World_Tour_Golf

<i>World Tour Golf</i>

World Tour Golf

1986 video game


World Tour Golf is a 1986 video game by Evan and Nicky Robinson, Paul Reiche III and published by Electronic Arts for Commodore 64, Amiga, Apple IIGS, and DOS.

Development

After completing Mail Order Monsters in 1985, developers and producers at EA were playing Nintendo Golf, and the Robinsons decided to create a golf game for DOS including a golf course editor.

Evan Robinson worked on the game and graphics code (which was adapted from code written by Dan Silva for an internal EA editor named Prism, which eventually became Deluxe Paint) for World Tour Golf, while Nicky Robinson created the editor and Paul Reiche acted as game designer and artist. In 1986 it was unusual for a game to have more than one programmer, and this gave them an easy way to neatly subdivide the work. It also allowed World Tour Golf to be a significantly larger game in scope than many contemporary titles. The editor supported the accurate (for its day) re-creation of real golf courses, as well as comical courses that were made up of a series of islands, 270-degree doglegs, etc. This followed in the spirit of Racing Destruction Set, which had been developed at EA the year before.[citation needed]

Reception

COMPUTE! called World Tour Golf "a great game for the novice and the expert".[1] The game was reviewed in 1988 in Dragon #132 by Hartley, Patricia, and Kirk Lesser in "The Role of Computers" column. The reviewers gave the game 4½ out of 5 stars.[2]

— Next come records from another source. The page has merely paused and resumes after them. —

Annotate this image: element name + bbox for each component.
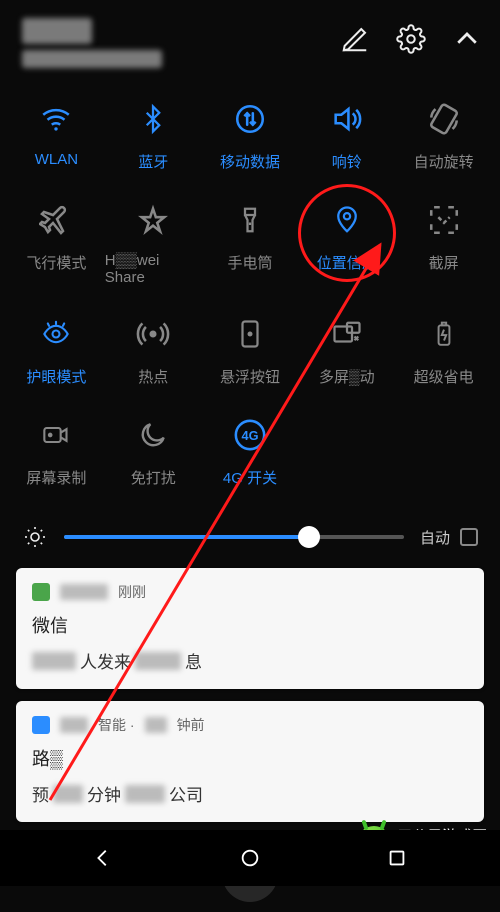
eye-icon xyxy=(36,314,76,354)
settings-gear-icon[interactable] xyxy=(396,24,426,54)
qs-tile-location[interactable]: 位置信息 xyxy=(298,200,395,286)
clock-date-block xyxy=(22,18,340,73)
notif-body: 人发来 息 xyxy=(32,648,468,673)
notification-card[interactable]: 刚刚 微信 人发来 息 xyxy=(16,568,484,689)
qs-tile-hotspot[interactable]: 热点 xyxy=(105,314,202,387)
notification-card[interactable]: 智能 · 钟前 路▒ 预 分钟 公司 xyxy=(16,701,484,822)
qs-tile-screenrec[interactable]: 屏幕录制 xyxy=(8,415,105,488)
notif-app-mid: 智能 · xyxy=(98,715,135,735)
wechat-app-icon xyxy=(32,583,50,601)
quick-settings-grid: WLAN 蓝牙 移动数据 响铃 自动旋转飞行模式 H▒▒wei Share 手电筒 位置信息 截… xyxy=(0,81,500,496)
notif-time: 钟前 xyxy=(177,715,205,735)
qs-tile-label: 4G 开关 xyxy=(223,467,277,488)
brightness-icon xyxy=(22,524,48,550)
battery-icon xyxy=(424,314,464,354)
sound-icon xyxy=(327,99,367,139)
system-navbar xyxy=(0,830,500,886)
qs-tile-fourg[interactable]: 4G 4G 开关 xyxy=(202,415,299,488)
moon-icon xyxy=(133,415,173,455)
qs-tile-label: 响铃 xyxy=(332,151,362,172)
qs-tile-label: WLAN xyxy=(35,151,78,168)
qs-tile-label: 移动数据 xyxy=(220,151,280,172)
qs-tile-huaweishare[interactable]: H▒▒wei Share xyxy=(105,200,202,286)
qs-tile-label: H▒▒wei Share xyxy=(105,252,202,286)
nav-back-button[interactable] xyxy=(89,844,117,872)
notif-title: 微信 xyxy=(32,612,468,638)
location-icon xyxy=(327,200,367,240)
camrec-icon xyxy=(36,415,76,455)
brightness-auto-checkbox[interactable] xyxy=(460,528,478,546)
brightness-slider[interactable] xyxy=(64,535,404,539)
qs-tile-label: 位置信息 xyxy=(317,252,377,273)
brightness-auto-label: 自动 xyxy=(420,527,450,548)
qs-tile-dnd[interactable]: 免打扰 xyxy=(105,415,202,488)
qs-tile-label: 屏幕录制 xyxy=(26,467,86,488)
notif-time: 刚刚 xyxy=(118,582,146,602)
flashlight-icon xyxy=(230,200,270,240)
qs-tile-multiscreen[interactable]: 多屏▒动 xyxy=(298,314,395,387)
qs-tile-mobiledata[interactable]: 移动数据 xyxy=(202,99,299,172)
qs-tile-label: 手电筒 xyxy=(227,252,272,273)
qs-tile-label: 自动旋转 xyxy=(414,151,474,172)
qs-tile-label: 截屏 xyxy=(429,252,459,273)
qs-tile-screenshot[interactable]: 截屏 xyxy=(395,200,492,286)
qs-tile-label: 飞行模式 xyxy=(26,252,86,273)
wifi-icon xyxy=(36,99,76,139)
qs-tile-bluetooth[interactable]: 蓝牙 xyxy=(105,99,202,172)
collapse-chevron-up-icon[interactable] xyxy=(452,24,482,54)
airplane-icon xyxy=(36,200,76,240)
qs-tile-airplane[interactable]: 飞行模式 xyxy=(8,200,105,286)
mobiledata-icon xyxy=(230,99,270,139)
notification-list: 刚刚 微信 人发来 息 智能 · 钟前 路▒ 预 分钟 公司 xyxy=(0,568,500,822)
svg-text:4G: 4G xyxy=(241,428,258,443)
fourg-icon: 4G xyxy=(230,415,270,455)
brightness-row: 自动 xyxy=(0,496,500,568)
qs-tile-eyecare[interactable]: 护眼模式 xyxy=(8,314,105,387)
floatbtn-icon xyxy=(230,314,270,354)
panel-header xyxy=(0,0,500,81)
qs-tile-label: 超级省电 xyxy=(414,366,474,387)
qs-tile-floatbtn[interactable]: 悬浮按钮 xyxy=(202,314,299,387)
qs-tile-wlan[interactable]: WLAN xyxy=(8,99,105,172)
hotspot-icon xyxy=(133,314,173,354)
multiscreen-icon xyxy=(327,314,367,354)
share-icon xyxy=(133,200,173,240)
smart-app-icon xyxy=(32,716,50,734)
qs-tile-ring[interactable]: 响铃 xyxy=(298,99,395,172)
nav-home-button[interactable] xyxy=(236,844,264,872)
bluetooth-icon xyxy=(133,99,173,139)
qs-tile-label: 蓝牙 xyxy=(138,151,168,172)
qs-tile-label: 热点 xyxy=(138,366,168,387)
edit-icon[interactable] xyxy=(340,24,370,54)
qs-tile-label: 护眼模式 xyxy=(26,366,86,387)
qs-tile-powersave[interactable]: 超级省电 xyxy=(395,314,492,387)
nav-recent-button[interactable] xyxy=(383,844,411,872)
rotate-icon xyxy=(424,99,464,139)
qs-tile-label: 多屏▒动 xyxy=(319,366,375,387)
notif-body: 预 分钟 公司 xyxy=(32,781,468,806)
notif-title: 路▒ xyxy=(32,745,468,771)
qs-tile-label: 免打扰 xyxy=(131,467,176,488)
qs-tile-label: 悬浮按钮 xyxy=(220,366,280,387)
qs-tile-autorotate[interactable]: 自动旋转 xyxy=(395,99,492,172)
screenshot-icon xyxy=(424,200,464,240)
qs-tile-flashlight[interactable]: 手电筒 xyxy=(202,200,299,286)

David M. Wilson and Johnny L. Wilson reviewed the game for Computer Gaming World, and stated that "IBM owners with CGA used to have to play with magenta trees and blue fairways, but a revision has corrected that aesthetic problem and supports EGA, as well. The EGA version still offers only the four best colors, however."[3]

Reviews


References

  1. Many, Chris (January 1987). "World Tour Golf For The IBM PC". Compute!. p. 38. Retrieved 9 November 2013.
  2. Lesser, Hartley; Lesser, Patricia; Lesser, Kirk (April 1988). "The Role of Computers". Dragon (132): 80–85.
  3. Wilson, David M.; Wilson, Johnny L. (April 1988). "The Boys of Spring: A Computer Sports Survey". Computer Gaming World. Vol. 1, no. 46. pp. 12–13.